Among those uses were “the appetites and needs of these soldiers,” said Barber, the Smithsonian historian. “All of a sudden you see oyster houses and saloons. Houses of ill repute suddenly begin turning up.”

As the war wound down, Alexandria had begun to regain its footing. Its population ballooned to nearly 17,000 residents, though many of its new inhabitants were Northerners and free blacks.

The headaches and heartaches of its four-year occupation came with at least one silver lining: Alexandria never saw a day of combat. The city remained largely intact, as if preserved in amber.

“It was ironically fortunate in many ways,” Barber said. “Union occupation had a lot to do with preserving [Alexandria]. . . . It remained the quaint, 18th-century early Federal period town that is still there.”

Despite the chain stores, traffic lights and other reminders of modern life, the soul and the structure of the old town remain.

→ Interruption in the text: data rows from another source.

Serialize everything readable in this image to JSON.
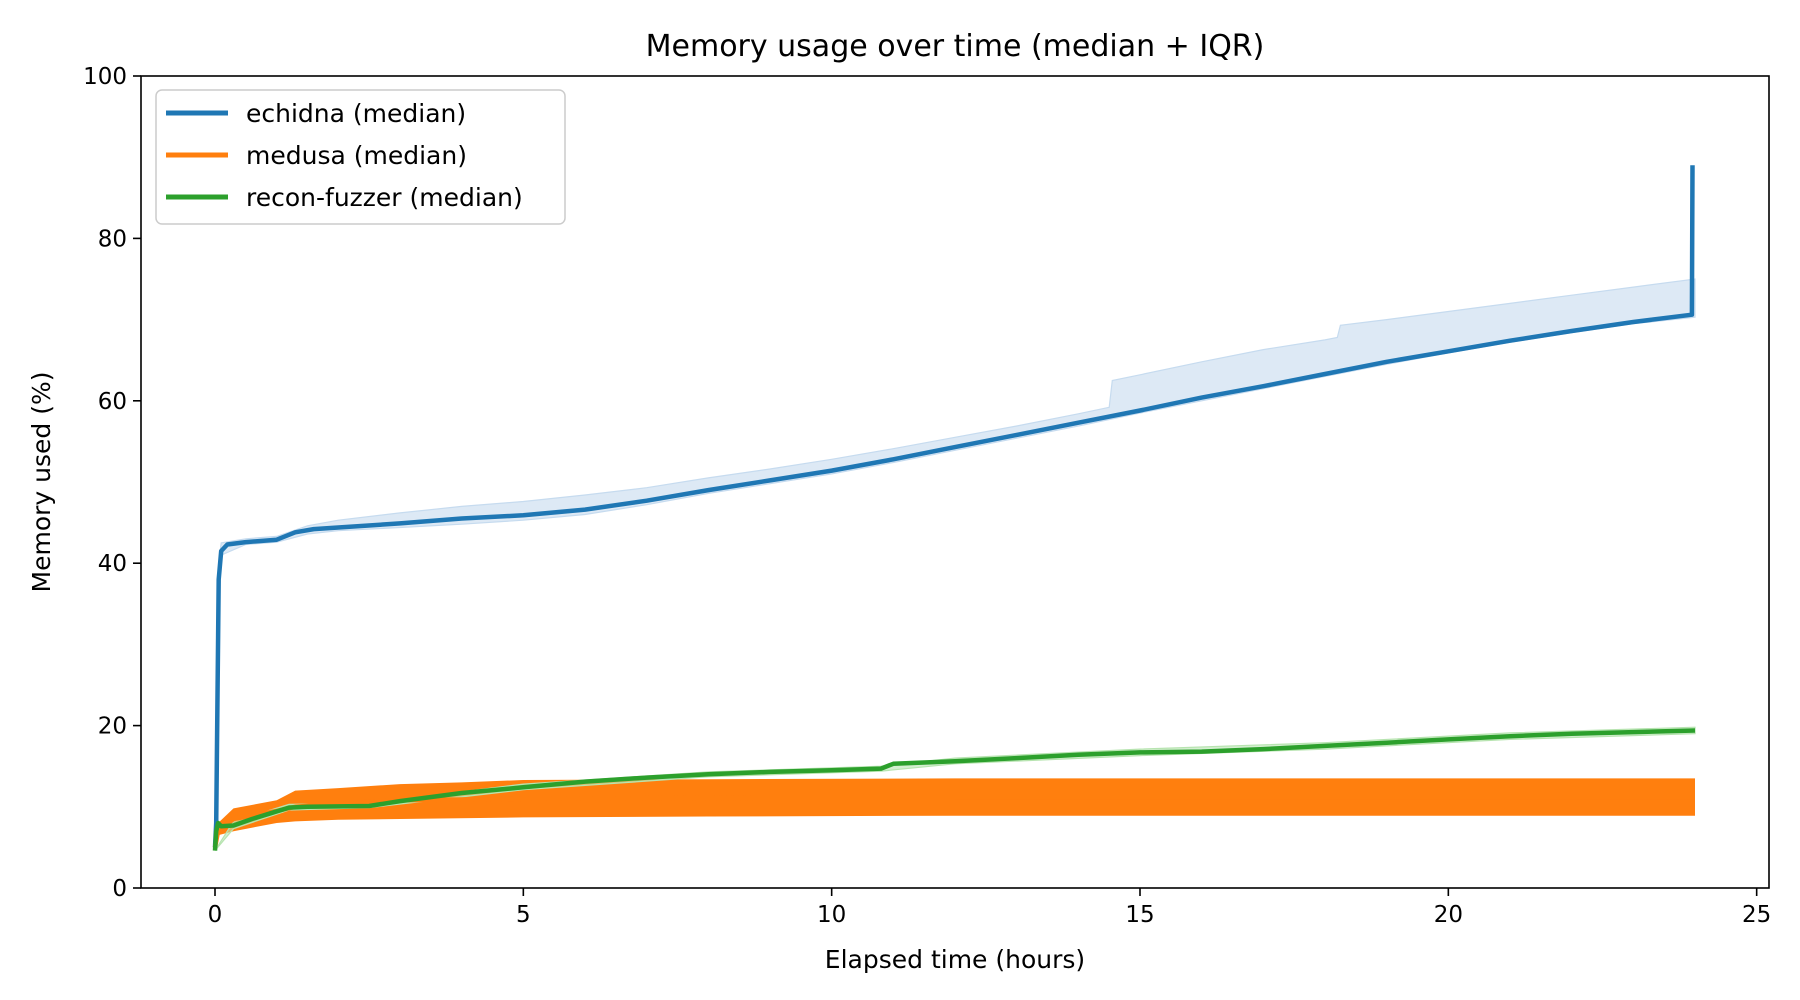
{
  "chart_data": {
    "type": "line",
    "title": "Memory usage over time (median + IQR)",
    "xlabel": "Elapsed time (hours)",
    "ylabel": "Memory used (%)",
    "xlim": [
      -1.2,
      25.2
    ],
    "ylim": [
      0,
      100
    ],
    "xticks": [
      0,
      5,
      10,
      15,
      20,
      25
    ],
    "yticks": [
      0,
      20,
      40,
      60,
      80,
      100
    ],
    "grid": false,
    "legend_position": "top-left",
    "series": [
      {
        "name": "echidna (median)",
        "color": "#1f77b4",
        "band_color": "#c6dbef",
        "median": [
          [
            0,
            5
          ],
          [
            0.02,
            8
          ],
          [
            0.06,
            38
          ],
          [
            0.1,
            41.5
          ],
          [
            0.2,
            42.3
          ],
          [
            0.5,
            42.6
          ],
          [
            1,
            42.9
          ],
          [
            1.3,
            43.8
          ],
          [
            1.6,
            44.2
          ],
          [
            2,
            44.4
          ],
          [
            3,
            44.9
          ],
          [
            4,
            45.5
          ],
          [
            5,
            45.9
          ],
          [
            6,
            46.6
          ],
          [
            7,
            47.7
          ],
          [
            8,
            49
          ],
          [
            9,
            50.2
          ],
          [
            10,
            51.4
          ],
          [
            11,
            52.8
          ],
          [
            12,
            54.3
          ],
          [
            13,
            55.8
          ],
          [
            14,
            57.3
          ],
          [
            15,
            58.8
          ],
          [
            16,
            60.4
          ],
          [
            17,
            61.8
          ],
          [
            18,
            63.3
          ],
          [
            19,
            64.8
          ],
          [
            20,
            66.1
          ],
          [
            21,
            67.4
          ],
          [
            22,
            68.6
          ],
          [
            23,
            69.7
          ],
          [
            23.95,
            70.6
          ],
          [
            23.96,
            89
          ]
        ],
        "iqr_low": [
          [
            0,
            5
          ],
          [
            0.06,
            37
          ],
          [
            0.1,
            41
          ],
          [
            0.5,
            42.3
          ],
          [
            1,
            42.6
          ],
          [
            1.5,
            43.6
          ],
          [
            2,
            44
          ],
          [
            3,
            44.4
          ],
          [
            4,
            44.8
          ],
          [
            5,
            45.3
          ],
          [
            6,
            46
          ],
          [
            7,
            47.2
          ],
          [
            8,
            48.6
          ],
          [
            9,
            49.8
          ],
          [
            10,
            51
          ],
          [
            11,
            52.4
          ],
          [
            12,
            53.9
          ],
          [
            13,
            55.4
          ],
          [
            14,
            56.9
          ],
          [
            15,
            58.5
          ],
          [
            16,
            60
          ],
          [
            17,
            61.5
          ],
          [
            18,
            63
          ],
          [
            19,
            64.5
          ],
          [
            20,
            65.9
          ],
          [
            21,
            67.2
          ],
          [
            22,
            68.4
          ],
          [
            23,
            69.5
          ],
          [
            24,
            70.3
          ]
        ],
        "iqr_high": [
          [
            0,
            5
          ],
          [
            0.06,
            40
          ],
          [
            0.1,
            42.5
          ],
          [
            0.5,
            43
          ],
          [
            1,
            43.3
          ],
          [
            1.5,
            44.6
          ],
          [
            2,
            45.3
          ],
          [
            3,
            46.2
          ],
          [
            4,
            47
          ],
          [
            5,
            47.6
          ],
          [
            6,
            48.4
          ],
          [
            7,
            49.3
          ],
          [
            8,
            50.5
          ],
          [
            9,
            51.6
          ],
          [
            10,
            52.8
          ],
          [
            11,
            54.1
          ],
          [
            12,
            55.5
          ],
          [
            13,
            56.9
          ],
          [
            14,
            58.4
          ],
          [
            14.5,
            59.2
          ],
          [
            14.55,
            62.5
          ],
          [
            15,
            63.2
          ],
          [
            16,
            64.8
          ],
          [
            17,
            66.3
          ],
          [
            18,
            67.5
          ],
          [
            18.2,
            67.8
          ],
          [
            18.25,
            69.3
          ],
          [
            19,
            70
          ],
          [
            20,
            71
          ],
          [
            21,
            72
          ],
          [
            22,
            73
          ],
          [
            23,
            74
          ],
          [
            24,
            75
          ]
        ]
      },
      {
        "name": "medusa (median)",
        "color": "#ff7f0e",
        "band_color": "#ffbb78",
        "median": [
          [
            0,
            5
          ],
          [
            0.05,
            7
          ],
          [
            0.3,
            8.5
          ],
          [
            1,
            9.5
          ],
          [
            1.3,
            10
          ],
          [
            2,
            10.4
          ],
          [
            3,
            10.8
          ],
          [
            5,
            11
          ],
          [
            8,
            11.1
          ],
          [
            12,
            11.2
          ],
          [
            16,
            11.2
          ],
          [
            20,
            11.2
          ],
          [
            24,
            11.2
          ]
        ],
        "iqr_low": [
          [
            0,
            5
          ],
          [
            0.05,
            6.5
          ],
          [
            0.3,
            7
          ],
          [
            1,
            8
          ],
          [
            1.3,
            8.2
          ],
          [
            2,
            8.4
          ],
          [
            3,
            8.5
          ],
          [
            5,
            8.7
          ],
          [
            8,
            8.8
          ],
          [
            12,
            8.9
          ],
          [
            16,
            8.9
          ],
          [
            20,
            8.9
          ],
          [
            24,
            8.9
          ]
        ],
        "iqr_high": [
          [
            0,
            5
          ],
          [
            0.05,
            8
          ],
          [
            0.3,
            9.8
          ],
          [
            1,
            10.8
          ],
          [
            1.3,
            12
          ],
          [
            2,
            12.3
          ],
          [
            3,
            12.8
          ],
          [
            4,
            13
          ],
          [
            5,
            13.3
          ],
          [
            8,
            13.4
          ],
          [
            12,
            13.5
          ],
          [
            16,
            13.5
          ],
          [
            20,
            13.5
          ],
          [
            24,
            13.5
          ]
        ]
      },
      {
        "name": "recon-fuzzer (median)",
        "color": "#2ca02c",
        "band_color": "#b7e4b0",
        "median": [
          [
            0,
            4.6
          ],
          [
            0.02,
            7
          ],
          [
            0.05,
            8
          ],
          [
            0.1,
            7.6
          ],
          [
            0.3,
            7.7
          ],
          [
            0.6,
            8.5
          ],
          [
            0.9,
            9.2
          ],
          [
            1.2,
            9.9
          ],
          [
            1.5,
            10
          ],
          [
            2.5,
            10.1
          ],
          [
            3,
            10.7
          ],
          [
            4,
            11.7
          ],
          [
            5,
            12.4
          ],
          [
            6,
            13.1
          ],
          [
            7,
            13.6
          ],
          [
            8,
            14
          ],
          [
            9,
            14.3
          ],
          [
            10,
            14.5
          ],
          [
            10.8,
            14.7
          ],
          [
            11,
            15.3
          ],
          [
            12,
            15.6
          ],
          [
            13,
            16
          ],
          [
            14,
            16.4
          ],
          [
            15,
            16.7
          ],
          [
            16,
            16.8
          ],
          [
            17,
            17.1
          ],
          [
            18,
            17.5
          ],
          [
            19,
            17.9
          ],
          [
            20,
            18.3
          ],
          [
            21,
            18.7
          ],
          [
            22,
            19
          ],
          [
            23,
            19.2
          ],
          [
            24,
            19.4
          ]
        ],
        "iqr_low": [
          [
            0,
            4.6
          ],
          [
            0.3,
            7.3
          ],
          [
            1.2,
            9.6
          ],
          [
            2.5,
            9.9
          ],
          [
            5,
            12.1
          ],
          [
            8,
            13.7
          ],
          [
            10.8,
            14.4
          ],
          [
            12,
            15.3
          ],
          [
            15,
            16.3
          ],
          [
            18,
            17.1
          ],
          [
            21,
            18.3
          ],
          [
            24,
            19
          ]
        ],
        "iqr_high": [
          [
            0,
            4.6
          ],
          [
            0.3,
            8.2
          ],
          [
            1.2,
            10.3
          ],
          [
            2.5,
            10.4
          ],
          [
            5,
            12.8
          ],
          [
            8,
            14.3
          ],
          [
            10.8,
            15
          ],
          [
            12,
            16
          ],
          [
            15,
            17.1
          ],
          [
            18,
            17.9
          ],
          [
            21,
            19.1
          ],
          [
            24,
            19.8
          ]
        ]
      }
    ]
  }
}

At the corner of Pitt and King streets, the Hotel Monaco stands on the site of the Marshall House hotel. A plaque honors James Jackson as “the first martyr to the cause of Southern independence.”

Outside Christ Church, the remains of 34 Confederate soldiers, prisoners of war who died during the federal occupation, lie in a communal grave. Union troops who perished mostly from disease lie less than a mile away at Alexandria National Cemetery. And off Washington Street sits the site of the Freedman’s Cemetery, the final resting place of many former slaves who came from across the South during the war, seeking refuge.

Their graves serve as a reminder of Alexandria’s role as a unique site in the Civil War — a place where Northerners and Southerners coexisted in relative peace; a place that evolved and adapted as the nation around it changed; a place where, even today, the past remains on display, in nearly every churchyard and down nearly every brick-lined street spared by occupation.